Snapdeal, which partnered Nestle to sell Maggi online, had to request buyers to wait till November 16. The majority of buyers who had registered for the Maggi WelcomeKit, a special box containing a dozen 70 gm noodle packets, a sticker, a postcard and a calendar, could not buy them when sale opened on Thursday.
Last year, Coke Zero, a sugar-free version of Coca-Cola, registered sales of 100,000 cans in a fortnight on Amazon. "Maggi's sale on Thursday is unprecedented for any food product sold online in India," an expert said. "We witnessed a phenomenal response to this sale from customers across the country. We are happy to make this Diwali special for them," said Tony Navin, senior vice-president, partnerships and strategic initiatives, Snapdeal.
According to market sources, retailers in Bengaluru and Kolkata ran out of Maggi stocks a few hours after the instant noodles was reintroduced in the market on Monday after five months. "I am attending at least 30-40 customers every day who want to buy Maggi," said Raju Gupta, a grocer who earlier used to sell 100-150 packets of the instant noodles a day.
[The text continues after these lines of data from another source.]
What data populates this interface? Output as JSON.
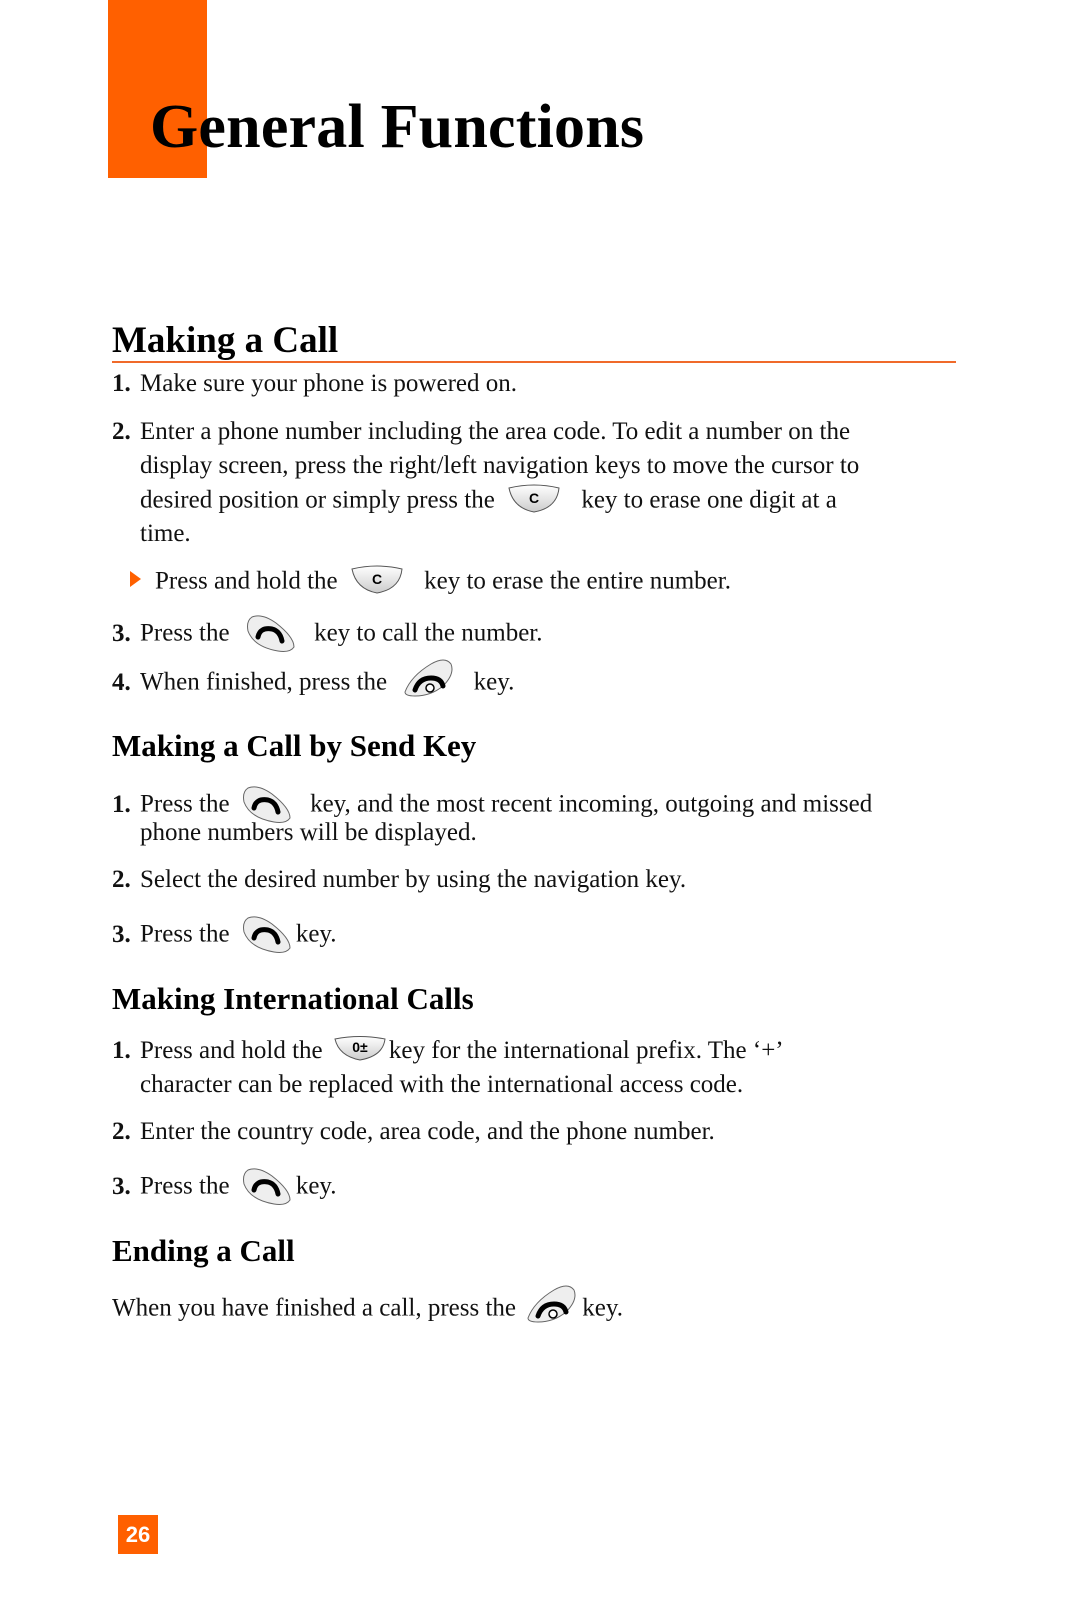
{
  "chapter": {
    "title": "General Functions",
    "accent_color": "#ff6000"
  },
  "sections": [
    {
      "title": "Making a Call",
      "steps": [
        {
          "num": "1.",
          "text": "Make sure your phone is powered on."
        },
        {
          "num": "2.",
          "line1": "Enter a phone number including the area code. To edit a number on the",
          "line2": "display screen, press the right/left navigation keys to move the cursor to",
          "line3_before": "desired position or simply press the",
          "line3_key": "clear-key",
          "line3_after": "key to erase one digit at a",
          "line4": "time."
        },
        {
          "bullet": true,
          "before": "Press and hold the",
          "key": "clear-key",
          "after": "key to erase the entire number."
        },
        {
          "num": "3.",
          "before": "Press the",
          "key": "send-key",
          "after": "key to call the number."
        },
        {
          "num": "4.",
          "before": "When finished, press the",
          "key": "end-key",
          "after": "key."
        }
      ]
    },
    {
      "title": "Making a Call by Send Key",
      "steps": [
        {
          "num": "1.",
          "before": "Press the",
          "key": "send-key",
          "after": "key, and the most recent incoming, outgoing and missed",
          "line2": "phone numbers will be displayed."
        },
        {
          "num": "2.",
          "text": "Select the desired number by using the navigation key."
        },
        {
          "num": "3.",
          "before": "Press the",
          "key": "send-key",
          "after": "key."
        }
      ]
    },
    {
      "title": "Making International Calls",
      "steps": [
        {
          "num": "1.",
          "before": "Press and hold the",
          "key": "zero-plus-key",
          "after": "key for the international prefix. The ‘+’",
          "line2": "character can be replaced with the international access code."
        },
        {
          "num": "2.",
          "text": "Enter the country code, area code, and the phone number."
        },
        {
          "num": "3.",
          "before": "Press the",
          "key": "send-key",
          "after": "key."
        }
      ]
    },
    {
      "title": "Ending a Call",
      "paragraph": {
        "before": "When you have finished a call, press the",
        "key": "end-key",
        "after": "key."
      }
    }
  ],
  "keys": {
    "clear_label": "C",
    "zero_label": "0±"
  },
  "footer": {
    "page_number": "26"
  }
}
He received 400 packets of Maggi noodles on Monday night, sold out by the next afternoon.
The urgency to reach Maggi to stores has led to cancelled leave and extra hours for distributors. Retailers are complaining about supply. If we supply to one outlet, the others in the neighbourhood are up in arms," said a distributor for Nestle here who did not wish to be named.
Short supplies of the instant noodles are likely to persist because two of five Maggi manufacturing plants are yet to resume operations. "Plants in Pantnagar and Tahliwal are our major manufacturing units. We are ramping up production in the other plants in phases," said Suresh Narayanan, chairman and managing director, Nestle India.